Secret Service Director Kimberly Cheatle, who was in Milwaukee, Wisconsin, on July 13, 2024, during the attempted assassination of Donald Trump in Butler, Pennsylvania, was criticized and deemed the agency's performance as "unacceptable," but she declined to step down. On July 17, Rowe gave a briefing to lawmakers regarding the progress of the investigation into the incident and the shortcomings of the Secret Service. In a Wall Street Journal interview, he stood up for the director amid increasing calls for her dismissal, stating, "When you're in the midst of a crisis, it takes toughness. It takes intelligence. And it takes also a little bit of strategy." He went on to say: "And she is demonstrating all of those traits at this time." On July 23, 2024, Cheatle announced her resignation in the face of mounting criticism for security failings and calls for her resignation from Republicans as well as Democrats.

=== Acting director of the United States Secret Service ===
On July 23, 2024, Alejandro N. Mayorkas, the Secretary of Homeland Security, who oversees the Secret Service, named Rowe as the agency's interim head. In a staff letter obtained by the Associated Press, Rowe stated, "At this moment in time, we must remain focused." "We will rebuild the American public's trust and confidence, as well as the trust placed in us to protect them," he continued.

In testimony before the U.S. Congress in September 2024, Rowe described the attempted assassination of Trump in Pennsylvania as a "failure on multiple levels". After another suspected assassination attempt against Trump took place in Florida, Rowe praised a secret service agent for defending Trump, while acknowledging that the Secret Service failed to sweep the golf course where the attempt took place.
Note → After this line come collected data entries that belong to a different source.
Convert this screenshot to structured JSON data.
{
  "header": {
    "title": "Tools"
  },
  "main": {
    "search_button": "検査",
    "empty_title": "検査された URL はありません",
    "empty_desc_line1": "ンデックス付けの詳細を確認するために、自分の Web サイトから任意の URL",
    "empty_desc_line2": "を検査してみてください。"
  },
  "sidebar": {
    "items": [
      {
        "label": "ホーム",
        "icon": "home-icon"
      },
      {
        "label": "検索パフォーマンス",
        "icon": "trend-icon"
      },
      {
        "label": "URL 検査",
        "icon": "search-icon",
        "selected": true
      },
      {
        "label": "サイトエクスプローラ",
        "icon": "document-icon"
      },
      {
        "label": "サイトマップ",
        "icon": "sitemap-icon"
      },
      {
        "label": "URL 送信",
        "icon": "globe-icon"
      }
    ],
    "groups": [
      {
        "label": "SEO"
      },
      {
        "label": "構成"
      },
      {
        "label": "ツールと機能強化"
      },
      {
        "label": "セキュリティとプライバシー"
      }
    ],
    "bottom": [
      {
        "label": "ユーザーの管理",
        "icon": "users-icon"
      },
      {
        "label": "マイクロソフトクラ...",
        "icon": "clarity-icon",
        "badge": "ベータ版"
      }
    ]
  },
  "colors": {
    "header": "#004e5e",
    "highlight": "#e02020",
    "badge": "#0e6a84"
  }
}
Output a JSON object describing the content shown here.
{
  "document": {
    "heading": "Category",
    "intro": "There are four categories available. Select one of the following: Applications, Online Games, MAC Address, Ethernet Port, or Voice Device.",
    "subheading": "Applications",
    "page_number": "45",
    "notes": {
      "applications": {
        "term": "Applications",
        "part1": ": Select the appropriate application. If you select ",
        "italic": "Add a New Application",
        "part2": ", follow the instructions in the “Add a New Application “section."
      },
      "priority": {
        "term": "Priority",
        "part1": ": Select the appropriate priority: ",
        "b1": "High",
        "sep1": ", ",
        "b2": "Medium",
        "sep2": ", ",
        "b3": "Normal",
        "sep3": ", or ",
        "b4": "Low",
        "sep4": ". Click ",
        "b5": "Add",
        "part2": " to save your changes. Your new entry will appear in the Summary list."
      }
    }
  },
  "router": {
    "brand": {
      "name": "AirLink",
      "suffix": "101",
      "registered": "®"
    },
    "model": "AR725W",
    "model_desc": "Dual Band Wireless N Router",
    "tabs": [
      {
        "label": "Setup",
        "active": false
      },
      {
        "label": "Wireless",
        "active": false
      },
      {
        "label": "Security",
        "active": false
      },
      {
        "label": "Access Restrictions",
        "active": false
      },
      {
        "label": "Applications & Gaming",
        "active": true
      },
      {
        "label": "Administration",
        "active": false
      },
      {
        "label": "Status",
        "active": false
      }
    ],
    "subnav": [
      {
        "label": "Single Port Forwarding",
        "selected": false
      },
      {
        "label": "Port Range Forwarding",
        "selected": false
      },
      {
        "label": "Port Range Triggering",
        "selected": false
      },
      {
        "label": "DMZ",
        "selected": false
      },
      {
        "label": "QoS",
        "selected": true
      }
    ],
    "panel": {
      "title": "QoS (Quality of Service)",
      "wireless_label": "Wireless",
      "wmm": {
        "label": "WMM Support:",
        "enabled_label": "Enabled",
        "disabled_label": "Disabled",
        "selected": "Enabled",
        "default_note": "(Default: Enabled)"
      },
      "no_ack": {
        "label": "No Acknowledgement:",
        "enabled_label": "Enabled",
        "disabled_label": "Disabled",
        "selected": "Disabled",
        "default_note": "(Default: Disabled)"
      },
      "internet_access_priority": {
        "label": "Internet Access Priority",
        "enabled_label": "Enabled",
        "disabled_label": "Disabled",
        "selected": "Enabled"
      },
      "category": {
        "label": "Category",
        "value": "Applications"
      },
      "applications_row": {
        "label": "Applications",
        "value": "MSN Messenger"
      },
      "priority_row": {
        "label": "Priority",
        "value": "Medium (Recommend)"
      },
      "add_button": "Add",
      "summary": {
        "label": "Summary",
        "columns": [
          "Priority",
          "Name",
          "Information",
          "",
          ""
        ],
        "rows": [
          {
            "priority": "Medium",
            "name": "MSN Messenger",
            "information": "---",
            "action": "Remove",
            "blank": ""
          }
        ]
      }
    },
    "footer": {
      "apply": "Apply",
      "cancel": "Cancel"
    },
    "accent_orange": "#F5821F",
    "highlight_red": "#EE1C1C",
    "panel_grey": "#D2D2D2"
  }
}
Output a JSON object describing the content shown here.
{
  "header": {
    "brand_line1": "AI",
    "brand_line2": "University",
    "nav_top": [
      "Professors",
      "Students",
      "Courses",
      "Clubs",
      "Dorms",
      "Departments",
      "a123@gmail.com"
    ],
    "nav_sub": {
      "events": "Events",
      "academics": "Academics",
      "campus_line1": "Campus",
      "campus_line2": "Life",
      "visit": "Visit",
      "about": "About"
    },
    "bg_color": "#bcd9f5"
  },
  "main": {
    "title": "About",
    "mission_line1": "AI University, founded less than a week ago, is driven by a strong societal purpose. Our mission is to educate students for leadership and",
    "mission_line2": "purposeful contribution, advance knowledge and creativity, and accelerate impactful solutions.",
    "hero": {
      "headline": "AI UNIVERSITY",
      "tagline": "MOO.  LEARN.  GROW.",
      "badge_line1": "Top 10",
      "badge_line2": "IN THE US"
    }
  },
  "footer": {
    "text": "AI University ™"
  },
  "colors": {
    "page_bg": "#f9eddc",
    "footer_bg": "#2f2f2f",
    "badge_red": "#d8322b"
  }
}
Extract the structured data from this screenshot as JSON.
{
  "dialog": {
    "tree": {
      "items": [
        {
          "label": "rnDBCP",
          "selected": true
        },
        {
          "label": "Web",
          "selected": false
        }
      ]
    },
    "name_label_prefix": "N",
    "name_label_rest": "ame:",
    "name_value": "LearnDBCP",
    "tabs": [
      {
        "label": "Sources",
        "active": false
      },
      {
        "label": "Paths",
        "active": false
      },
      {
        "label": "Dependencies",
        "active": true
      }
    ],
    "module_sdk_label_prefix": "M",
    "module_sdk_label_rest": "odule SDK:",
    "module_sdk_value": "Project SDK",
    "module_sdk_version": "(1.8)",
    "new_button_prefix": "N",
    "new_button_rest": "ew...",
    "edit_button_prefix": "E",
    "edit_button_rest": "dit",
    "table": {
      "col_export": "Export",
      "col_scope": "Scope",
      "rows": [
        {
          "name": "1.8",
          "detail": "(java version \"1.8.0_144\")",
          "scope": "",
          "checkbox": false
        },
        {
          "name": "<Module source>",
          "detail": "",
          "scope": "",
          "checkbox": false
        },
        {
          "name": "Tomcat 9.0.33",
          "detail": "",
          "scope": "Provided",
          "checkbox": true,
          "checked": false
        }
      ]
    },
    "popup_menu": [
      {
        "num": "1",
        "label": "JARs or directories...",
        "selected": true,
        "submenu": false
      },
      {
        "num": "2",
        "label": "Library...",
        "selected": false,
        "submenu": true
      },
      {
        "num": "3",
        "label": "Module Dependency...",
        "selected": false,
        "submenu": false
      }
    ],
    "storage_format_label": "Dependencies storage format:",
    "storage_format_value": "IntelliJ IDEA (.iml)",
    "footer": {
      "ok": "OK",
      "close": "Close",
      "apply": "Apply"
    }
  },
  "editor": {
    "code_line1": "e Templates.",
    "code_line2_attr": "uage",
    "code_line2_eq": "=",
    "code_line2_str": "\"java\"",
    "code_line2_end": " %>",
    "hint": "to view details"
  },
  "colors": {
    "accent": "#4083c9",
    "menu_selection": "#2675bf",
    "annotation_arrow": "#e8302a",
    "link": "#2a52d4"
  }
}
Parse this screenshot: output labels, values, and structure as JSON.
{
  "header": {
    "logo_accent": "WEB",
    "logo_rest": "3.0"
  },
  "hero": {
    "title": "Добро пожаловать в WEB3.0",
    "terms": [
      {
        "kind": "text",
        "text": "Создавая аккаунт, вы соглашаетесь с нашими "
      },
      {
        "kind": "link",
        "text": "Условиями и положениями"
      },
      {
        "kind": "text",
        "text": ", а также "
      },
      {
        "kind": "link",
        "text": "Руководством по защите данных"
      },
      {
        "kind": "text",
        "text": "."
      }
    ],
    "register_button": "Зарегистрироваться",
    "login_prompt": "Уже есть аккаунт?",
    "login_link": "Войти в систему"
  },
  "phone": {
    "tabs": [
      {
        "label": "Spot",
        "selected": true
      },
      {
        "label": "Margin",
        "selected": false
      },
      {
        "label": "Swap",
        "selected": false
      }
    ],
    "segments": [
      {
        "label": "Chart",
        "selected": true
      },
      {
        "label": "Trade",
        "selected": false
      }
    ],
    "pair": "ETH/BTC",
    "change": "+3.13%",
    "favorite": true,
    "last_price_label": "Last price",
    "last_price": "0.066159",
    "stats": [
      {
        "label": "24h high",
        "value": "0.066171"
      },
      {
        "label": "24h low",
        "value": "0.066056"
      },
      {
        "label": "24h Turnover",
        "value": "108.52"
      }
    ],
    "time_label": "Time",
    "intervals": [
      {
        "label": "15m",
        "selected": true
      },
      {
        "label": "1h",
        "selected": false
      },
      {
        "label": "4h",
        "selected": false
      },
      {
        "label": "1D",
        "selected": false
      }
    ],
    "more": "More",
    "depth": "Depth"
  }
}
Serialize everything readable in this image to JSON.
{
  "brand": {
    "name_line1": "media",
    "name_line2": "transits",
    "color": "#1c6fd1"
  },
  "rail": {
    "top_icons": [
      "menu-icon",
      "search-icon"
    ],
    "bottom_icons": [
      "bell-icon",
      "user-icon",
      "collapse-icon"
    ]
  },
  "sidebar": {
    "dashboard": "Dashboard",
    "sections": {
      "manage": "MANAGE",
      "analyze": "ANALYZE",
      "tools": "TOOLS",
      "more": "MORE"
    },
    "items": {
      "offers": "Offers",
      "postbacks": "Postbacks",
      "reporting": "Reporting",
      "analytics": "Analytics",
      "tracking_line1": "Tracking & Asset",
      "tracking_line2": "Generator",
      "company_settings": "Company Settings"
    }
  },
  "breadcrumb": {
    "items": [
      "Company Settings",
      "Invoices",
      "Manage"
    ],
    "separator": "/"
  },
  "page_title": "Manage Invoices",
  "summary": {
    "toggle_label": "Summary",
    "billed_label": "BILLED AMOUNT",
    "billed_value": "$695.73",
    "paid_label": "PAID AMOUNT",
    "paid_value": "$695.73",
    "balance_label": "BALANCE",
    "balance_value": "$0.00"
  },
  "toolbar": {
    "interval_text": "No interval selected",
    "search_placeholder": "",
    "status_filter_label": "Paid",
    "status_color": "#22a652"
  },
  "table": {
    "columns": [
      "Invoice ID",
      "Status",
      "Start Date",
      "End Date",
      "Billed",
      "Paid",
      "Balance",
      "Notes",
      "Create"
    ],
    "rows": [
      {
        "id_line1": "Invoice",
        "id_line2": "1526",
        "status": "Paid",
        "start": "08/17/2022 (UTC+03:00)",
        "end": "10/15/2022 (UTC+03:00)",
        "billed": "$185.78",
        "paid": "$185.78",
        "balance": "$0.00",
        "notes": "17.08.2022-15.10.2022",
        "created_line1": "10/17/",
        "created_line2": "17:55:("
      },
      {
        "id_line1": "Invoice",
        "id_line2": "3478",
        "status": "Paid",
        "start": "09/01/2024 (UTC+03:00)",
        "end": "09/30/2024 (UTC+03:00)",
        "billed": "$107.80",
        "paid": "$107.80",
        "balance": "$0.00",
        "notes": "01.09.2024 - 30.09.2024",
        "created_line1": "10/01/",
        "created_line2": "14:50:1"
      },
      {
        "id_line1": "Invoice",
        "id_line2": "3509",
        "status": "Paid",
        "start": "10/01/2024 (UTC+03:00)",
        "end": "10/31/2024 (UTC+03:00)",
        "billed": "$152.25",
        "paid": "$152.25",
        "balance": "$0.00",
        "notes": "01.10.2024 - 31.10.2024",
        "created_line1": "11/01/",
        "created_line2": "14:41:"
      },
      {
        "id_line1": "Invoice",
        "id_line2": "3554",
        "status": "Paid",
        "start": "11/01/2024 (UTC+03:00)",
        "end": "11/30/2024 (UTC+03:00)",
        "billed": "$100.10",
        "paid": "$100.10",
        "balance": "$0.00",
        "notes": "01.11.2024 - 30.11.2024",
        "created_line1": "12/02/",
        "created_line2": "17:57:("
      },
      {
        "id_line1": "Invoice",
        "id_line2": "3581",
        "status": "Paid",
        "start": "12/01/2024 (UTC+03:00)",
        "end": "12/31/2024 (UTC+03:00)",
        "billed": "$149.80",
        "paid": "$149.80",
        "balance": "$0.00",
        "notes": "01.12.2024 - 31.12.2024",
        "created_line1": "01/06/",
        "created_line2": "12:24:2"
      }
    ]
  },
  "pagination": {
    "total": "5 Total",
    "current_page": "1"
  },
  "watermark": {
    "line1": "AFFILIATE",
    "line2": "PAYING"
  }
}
Following the two assassination attempts against Trump, Rowe ordered a "paradigm shift" for the Secret Service's protective duties, stating that the agency needed to move from a "reactive model" to a "readiness model."

Rowe clashes with Fallon while testifying before Congress

In December 2024, Rowe testified before Congress, taking responsibility for the agency’s failures and outlining corrective measures. He announced initiatives including enhanced technical assets, expanded staffing, improved retention efforts, and a new "chief wellness officer" to support mental health. These reforms aimed to address gaps in intelligence, communication, and protective protocols. The hearing, driven by a bipartisan investigation, included tense exchanges. U.S. representative Pat Fallon criticized Rowe for not deploying additional protective units and for his absence from the rally site after the attack. Rowe refused to answer questions, emphasizing ongoing improvements and rejecting claims of politicizing his role.

Rowe has prioritized preparing the Secret Service for future challenges, including the 2028 United States presidential election, with plans to hire nearly 1,000 new special agents by 2025. His leadership also focused on cultural reform, leadership development, and collaboration with partners like DARPA to incorporate advanced technologies, such as autonomous security systems at high-profile sites.